Me decía ayer Vicente Engonga, que ha hecho unos interesantísimos primeros pinitos periodísticos como comentarista del Mundial, que a él le tocó sufrir los últimos estertores de aquella selección en la que imperaba y de la que se exigía sobre todo furia. Le habría gustado vivir la del toque, en el otro extremo de una evolución que partió de la revolución de Luis Aragonés y ha desembocado en la Copa del Mundo que durante ochenta años se nos negó.

Antes de sentarse en el banquillo de la Roja, del que tuvo que desalojar a intocables como Raúl, el sabio de Hortaleza solía afirmar que España carecía de personalidad, que todo profesional e incluso aficionado sabía de memoria cómo jugaban Italia, Brasil o Argentina, pero no había carácter a través del que identificar a la selección española. De ahí que su primer y exitoso trabajo consistiera en dotar a este equipo de un estilo propio que, con mejor o peor criterio, es reconocido en todo el orbe futbolístico.

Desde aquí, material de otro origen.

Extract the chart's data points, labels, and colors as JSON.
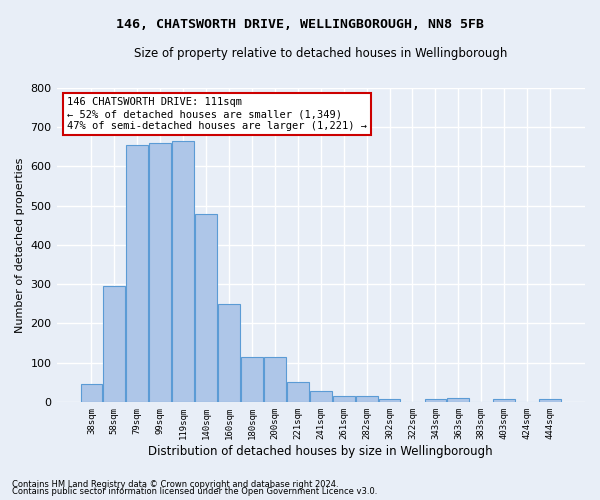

Pero también es probable que tanto sacrificio no hubiera terminado en éxito de no mediar el grupo humano que se ha conformado. El abrazo de Casillas y Puyol, Madrid y Barça, sobre el césped del Soccer City es una imagen imborrable digna de ser recordada a los descerebrados que tiñen sus confrontaciones con cabezas de cochino o insultos xenófobos o separatistas. El gesto de Iniesta en recuerdo de su amigo Jarque, símbolo del Espanyol, debería proyectarse ante los lanzadores de bengalas como terapia al estilo de la aplicada al protagonista de La Naranja Mecánica, que ya no es Holanda, sino la película profética de Stanley Kubrick. Y el beso de Casillas a Sara Carbonero es la máxima expresión de humanidad como muestra de que los futbolistas son personas como las demás, con sus virtudes, defectos y debilidades.